Strategy Response 1, Week 6

Piece: John Poch's, "Icarus, Rejected"
Strategy: Form and Structure


Poch’s piece, “Icarus Rejected,” is serves as a masterpiece of linguistics in terms of shape, rhyme, rhythm, recursivity, repetition, and layers of meaning. It alludes to the strategy discussed in chapter eight of our "Writing Poetry" text: 'Form and Structure.'

The text mentions how poets utilize the musicality of language and take advantage of the visual eye in order to structure and mold their works. This formation includes the way the piece looks on a page; the way it sounds when it is spoken; the way a reader breathes between stanzas and lines; rhyme schemes; and more. Icarus Rejected relates an instance where the legendary tragic figure of Greek mythology experiences an epic fail. This failure alludes not only to the story of Icarus itself, but also his rejection as a poet submitting a manuscript. Ironically, the instances of italics that represent how the lines that hindered Icarus’s poetry serve to enhance Poch’s words. He specifically chooses these lines to complete a juxtaposition of words and phrases, as well as a series of enjambments: “Stay off the drugs. None of your beeswaz. Nope. / and more: A dead baby in a baptism gown” (13-14). Here, line fourteen begins with a lower case “and,” indicating a continuation of the previous line even though it ends with a period. This is one of the enjambments that are deliberately structured to emphasize the pause of breath and breakage within the poem.
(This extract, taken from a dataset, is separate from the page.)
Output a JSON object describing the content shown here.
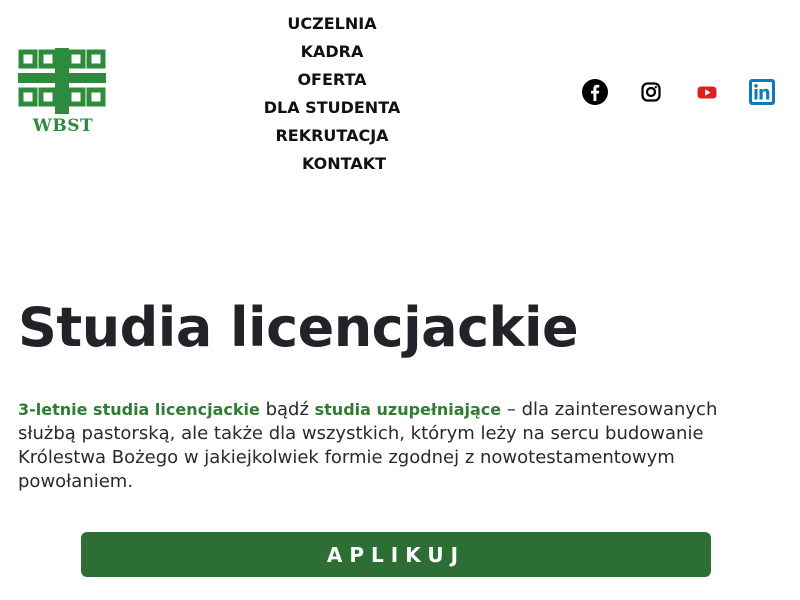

When observing the poem, the reader may be drawn in by the reoccurring instances of the sounds “ope,” and “own.” These rhymes help to construct the poems musicality. The rhyme scheme of the poem is Villanelle, which consists of five “ABA” tercets, and one “ABAA” quatrain. It is clear that Poch does not reflect a free-handed poem that does not follow any rules. He is particular with selecting the Rhyme scheme and rhyming sounds that help give his poem a type of musical identification.

Finally, in reference to the layer of meaning behind the poem, Poch places strong significance on the line “All feathers and down, R.I.P., you dope.” This verse appears in the first, third, fifth and sixth stanzas. One could relate this to the meaning of “down feathers,” which are layer of fine feathers just under the tougher exterior of feathers. Very young birds are covered only in down feathers, and the Icarus serves as the figure of a very young boy. Also, down feathers are good in items such as beddings, pillows, and sleeping bags. Poch references “pillows” in stanzas one and five, which allude to the connection that down feathers have with pillows. Finally, there is the fact that the story of Icarus reflects how the wax between his feathers melted when he was too close to the sun, and how he fell to his death to “R.I.P.” The death of this myth correlates to the death of his manuscript in this Poch’s piece because Icarus is writing juvenile lines of poetry in his work. The italics show that Icarus appears to rely on tired tropes, or repetitive phrases heard over and over again to construct his pieces…there is no originality to his work: “Stay off the drugs. None of your beeswax. A dead baby in a baptism gown” (10-11). These lines really do not push for the manipulated language or contrasting imagery that makes advanced poetry so unique. Because of this, Icarus is rejected both in his poetry and in his myth.

The layers of meaning, the recursivity, the sound, pauses, rhyme schemes, and overall structure of this poem increases the complexity of the work as a whole. In breaking it down to the various essential elements, one can see how tedious Poch was in portraying the theme of ‘Icarus, Rejected’ through a carefully structured and detailed format of the work as a whole. This has to be my favorite piece so far this semester, and I believe it serves as a just representation of the form and structure strategy discussed in our text.